Lo último que necesitaba era que Catherine empezara a verlo con la misma ternura que a un pariente cercano.
—También he dormido con amigos —añadió, encogiéndose de hombros—. No me espanta tener un hombre en la misma habitación… al menos cuando confío en él. Y, déjame decirte, confío en ti.
La sinceridad de sus palabras lo tomó por sorpresa.
—Eso me halaga mucho pero…
—Pero nada, señorito. —Le apuntó con la pajilla como si fuera una espada diminuta—. Vas a dormir en mi habitación, en el colchón inflable más cómodo del universo y no vas a protestar. Estoy embarazada y no te conviene discutir conmigo.
Él levantó las manos en gesto de rendición.
—Está bien, está bien. Pero puedo dormir en la sala.
—No, eso no es prudente —negó con vehemencia—. ¿Y si llega algún familiar de sorpresa? Tendríamos que mover todo rápido, o más bien tú tendrías que hacerlo, porque yo tardaría una eternidad.
—De acuerdo, voy a dormir en tu habitación —bufó, aunque sin verdadero enfado.
La sonrisa radiante que recibió como respuesta casi le hizo temblar las rodillas.
—¿Cuál prefieres? Grande, pequeño…
—Pequeño —la interrumpió antes de que pudiera entusiasmarse con la opción más exagerada—. Y eso no es negociable.
—De acuerdo —aceptó ella, asintiendo como si aprobara sus límites—. Vamos a necesitar un inflador.
—Eso pensé, porque no creo que mi capacidad pulmonar esté tan bien.
Catherine se rio y dio un sorbo más a su licuado. Reinhold no podía evitar preguntarse cómo era posible que aún le quedara. Él había terminado el suyo en cinco minutos… de hecho, probablemente menos.

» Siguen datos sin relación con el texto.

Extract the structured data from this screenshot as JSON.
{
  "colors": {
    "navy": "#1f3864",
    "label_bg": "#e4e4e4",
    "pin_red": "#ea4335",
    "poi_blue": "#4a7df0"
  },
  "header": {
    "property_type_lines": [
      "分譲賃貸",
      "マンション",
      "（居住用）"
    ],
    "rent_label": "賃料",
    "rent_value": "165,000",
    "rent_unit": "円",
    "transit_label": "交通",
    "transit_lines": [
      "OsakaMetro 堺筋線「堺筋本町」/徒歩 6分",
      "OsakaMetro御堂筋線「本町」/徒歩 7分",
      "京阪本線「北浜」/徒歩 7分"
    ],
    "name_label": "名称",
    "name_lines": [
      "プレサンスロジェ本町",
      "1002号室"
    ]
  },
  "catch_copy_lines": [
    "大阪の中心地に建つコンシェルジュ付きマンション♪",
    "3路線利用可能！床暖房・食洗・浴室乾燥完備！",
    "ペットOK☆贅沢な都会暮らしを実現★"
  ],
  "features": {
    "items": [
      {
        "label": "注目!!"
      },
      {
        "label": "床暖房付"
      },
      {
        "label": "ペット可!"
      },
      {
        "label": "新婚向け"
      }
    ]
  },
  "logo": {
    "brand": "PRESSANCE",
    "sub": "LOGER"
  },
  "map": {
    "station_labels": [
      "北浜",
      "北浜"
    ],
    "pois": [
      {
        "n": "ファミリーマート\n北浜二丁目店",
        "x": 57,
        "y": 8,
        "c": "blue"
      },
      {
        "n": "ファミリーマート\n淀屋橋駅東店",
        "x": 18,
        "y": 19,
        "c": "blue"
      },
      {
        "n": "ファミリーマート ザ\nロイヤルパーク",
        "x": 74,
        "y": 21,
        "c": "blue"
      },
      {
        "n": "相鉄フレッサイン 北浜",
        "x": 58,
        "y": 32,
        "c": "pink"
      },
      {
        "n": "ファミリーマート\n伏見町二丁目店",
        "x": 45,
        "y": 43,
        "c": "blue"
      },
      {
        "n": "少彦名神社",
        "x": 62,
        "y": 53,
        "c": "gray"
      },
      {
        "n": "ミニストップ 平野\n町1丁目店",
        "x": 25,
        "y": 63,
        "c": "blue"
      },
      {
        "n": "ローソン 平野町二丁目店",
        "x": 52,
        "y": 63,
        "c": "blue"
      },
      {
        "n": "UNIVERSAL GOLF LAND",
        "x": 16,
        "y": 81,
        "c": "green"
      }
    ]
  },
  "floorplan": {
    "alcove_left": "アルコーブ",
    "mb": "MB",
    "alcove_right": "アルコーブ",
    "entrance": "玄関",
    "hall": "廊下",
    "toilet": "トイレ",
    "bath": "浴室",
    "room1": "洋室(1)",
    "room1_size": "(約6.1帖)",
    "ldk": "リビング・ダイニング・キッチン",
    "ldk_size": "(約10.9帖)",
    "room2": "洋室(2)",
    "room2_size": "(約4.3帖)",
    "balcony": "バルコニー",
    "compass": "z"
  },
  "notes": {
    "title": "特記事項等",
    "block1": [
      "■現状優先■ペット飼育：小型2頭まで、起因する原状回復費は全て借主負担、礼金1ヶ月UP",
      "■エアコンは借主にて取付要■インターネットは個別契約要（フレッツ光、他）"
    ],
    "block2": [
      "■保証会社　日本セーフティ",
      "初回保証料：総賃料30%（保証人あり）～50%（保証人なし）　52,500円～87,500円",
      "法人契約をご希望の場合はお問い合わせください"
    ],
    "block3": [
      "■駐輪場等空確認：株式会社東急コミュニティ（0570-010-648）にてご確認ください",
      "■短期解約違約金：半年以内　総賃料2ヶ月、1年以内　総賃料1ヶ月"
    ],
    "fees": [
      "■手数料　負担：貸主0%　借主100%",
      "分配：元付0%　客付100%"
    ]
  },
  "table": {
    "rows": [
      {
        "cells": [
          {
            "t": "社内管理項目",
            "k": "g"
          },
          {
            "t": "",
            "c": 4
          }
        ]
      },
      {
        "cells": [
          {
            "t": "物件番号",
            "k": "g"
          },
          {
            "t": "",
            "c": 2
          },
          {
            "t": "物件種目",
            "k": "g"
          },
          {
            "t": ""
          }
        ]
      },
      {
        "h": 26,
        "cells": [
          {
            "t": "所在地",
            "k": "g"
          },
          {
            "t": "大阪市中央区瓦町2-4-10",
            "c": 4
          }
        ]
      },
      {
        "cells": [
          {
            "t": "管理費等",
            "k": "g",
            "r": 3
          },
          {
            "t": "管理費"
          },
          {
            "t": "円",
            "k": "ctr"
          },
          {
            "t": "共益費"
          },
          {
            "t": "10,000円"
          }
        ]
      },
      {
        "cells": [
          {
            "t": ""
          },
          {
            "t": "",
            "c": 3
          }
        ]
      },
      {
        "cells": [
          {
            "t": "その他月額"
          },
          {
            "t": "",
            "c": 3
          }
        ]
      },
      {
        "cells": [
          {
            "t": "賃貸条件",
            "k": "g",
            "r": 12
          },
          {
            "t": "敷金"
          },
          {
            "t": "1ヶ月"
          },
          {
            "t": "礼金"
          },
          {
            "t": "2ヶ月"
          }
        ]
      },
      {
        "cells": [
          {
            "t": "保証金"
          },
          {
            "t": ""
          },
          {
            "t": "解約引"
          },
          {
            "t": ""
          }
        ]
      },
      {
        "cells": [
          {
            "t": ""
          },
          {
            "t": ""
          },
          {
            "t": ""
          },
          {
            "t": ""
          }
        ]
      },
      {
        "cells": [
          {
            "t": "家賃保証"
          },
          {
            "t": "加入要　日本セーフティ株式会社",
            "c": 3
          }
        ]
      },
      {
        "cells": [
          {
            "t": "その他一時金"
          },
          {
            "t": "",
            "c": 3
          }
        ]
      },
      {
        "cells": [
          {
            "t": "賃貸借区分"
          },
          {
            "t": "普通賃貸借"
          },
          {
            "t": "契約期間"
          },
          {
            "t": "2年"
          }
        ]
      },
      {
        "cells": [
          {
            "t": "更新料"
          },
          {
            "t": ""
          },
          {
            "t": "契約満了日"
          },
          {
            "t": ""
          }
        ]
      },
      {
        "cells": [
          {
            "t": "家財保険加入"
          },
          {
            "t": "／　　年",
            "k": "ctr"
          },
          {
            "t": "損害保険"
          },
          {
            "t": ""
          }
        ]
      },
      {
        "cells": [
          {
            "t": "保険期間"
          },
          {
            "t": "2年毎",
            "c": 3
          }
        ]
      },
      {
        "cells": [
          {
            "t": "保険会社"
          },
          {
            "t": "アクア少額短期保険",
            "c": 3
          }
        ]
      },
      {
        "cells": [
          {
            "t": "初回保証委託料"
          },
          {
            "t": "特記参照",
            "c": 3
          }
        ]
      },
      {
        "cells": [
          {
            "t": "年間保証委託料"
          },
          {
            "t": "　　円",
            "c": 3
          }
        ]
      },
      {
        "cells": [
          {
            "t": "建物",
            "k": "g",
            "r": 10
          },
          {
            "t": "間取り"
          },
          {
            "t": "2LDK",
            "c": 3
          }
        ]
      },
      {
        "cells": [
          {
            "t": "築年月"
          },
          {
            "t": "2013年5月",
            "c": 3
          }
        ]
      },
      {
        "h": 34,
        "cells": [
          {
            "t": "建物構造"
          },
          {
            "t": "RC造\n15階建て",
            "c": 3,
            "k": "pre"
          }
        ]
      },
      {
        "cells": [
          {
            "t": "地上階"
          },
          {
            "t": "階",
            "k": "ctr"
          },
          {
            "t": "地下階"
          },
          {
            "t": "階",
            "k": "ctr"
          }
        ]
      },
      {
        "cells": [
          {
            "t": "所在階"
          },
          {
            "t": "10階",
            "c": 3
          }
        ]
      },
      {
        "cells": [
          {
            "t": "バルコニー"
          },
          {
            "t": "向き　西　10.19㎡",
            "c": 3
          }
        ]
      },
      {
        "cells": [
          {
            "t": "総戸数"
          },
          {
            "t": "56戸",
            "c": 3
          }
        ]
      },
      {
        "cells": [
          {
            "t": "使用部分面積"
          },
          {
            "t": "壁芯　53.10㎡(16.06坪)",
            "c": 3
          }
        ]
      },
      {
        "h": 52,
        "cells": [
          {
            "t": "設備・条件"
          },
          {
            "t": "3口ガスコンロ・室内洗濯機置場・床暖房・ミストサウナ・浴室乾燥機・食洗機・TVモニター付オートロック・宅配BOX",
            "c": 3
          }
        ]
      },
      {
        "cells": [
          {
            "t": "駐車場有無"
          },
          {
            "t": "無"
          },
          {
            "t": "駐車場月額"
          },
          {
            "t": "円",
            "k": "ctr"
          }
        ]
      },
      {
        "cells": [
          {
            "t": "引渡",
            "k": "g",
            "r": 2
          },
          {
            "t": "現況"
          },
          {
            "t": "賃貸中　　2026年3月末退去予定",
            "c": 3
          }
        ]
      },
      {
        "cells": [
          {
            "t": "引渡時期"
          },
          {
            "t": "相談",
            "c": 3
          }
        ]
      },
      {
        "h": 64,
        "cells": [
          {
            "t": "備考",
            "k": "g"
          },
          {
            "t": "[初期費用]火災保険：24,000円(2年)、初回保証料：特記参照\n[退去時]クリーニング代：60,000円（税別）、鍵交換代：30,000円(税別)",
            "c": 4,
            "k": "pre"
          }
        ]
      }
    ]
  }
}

—Alex tiene uno de estos —dijo ella—. Es súper cómodo. Obviamente no se lo puedo pedir porque sería sospechoso.
—Bastante sospechoso, de hecho.
—Antes de hacer esta compra, ¿quieres ver algo más?
—Quizá unos shorts para dormir —respondió, y luego, sin pensar demasiado, añadió—. Es que suelo dormir solo con boxers. —En cuanto lo dijo, cayó en cuenta de lo confianzudo que sonaba—. No lo haré delante tuyo, claro.
Ella ni siquiera parpadeó.
—No me molesta. Puedes quitarte los pantalones una vez que estés bajo las sábanas.
Él la miró con una mezcla de incredulidad y diversión.
—Eres demasiado relajada.
—Rein, no voy a espantarme por ver a un hombre en ropa interior. Tengo treinta y un años. Ah, y estoy embarazada —se señaló la barriga con teatralidad.
Reinhold rio, cruzándose de brazos.
—¿En qué piensas? —preguntó ella, inclinando un poco la cabeza.
—¿Cómo sabes que estoy pensando en algo?
—Porque hace año y medio que te conozco y siempre te cruzas de brazos cuando analizas algo —dijo con seguridad—. Incluso cuando nos evaluabas en clase.
—Qué observadora.
—Mucho.
Él asintió.
—Tienes razón, estaba pensando que será un mes divertido… porque tú eres divertida.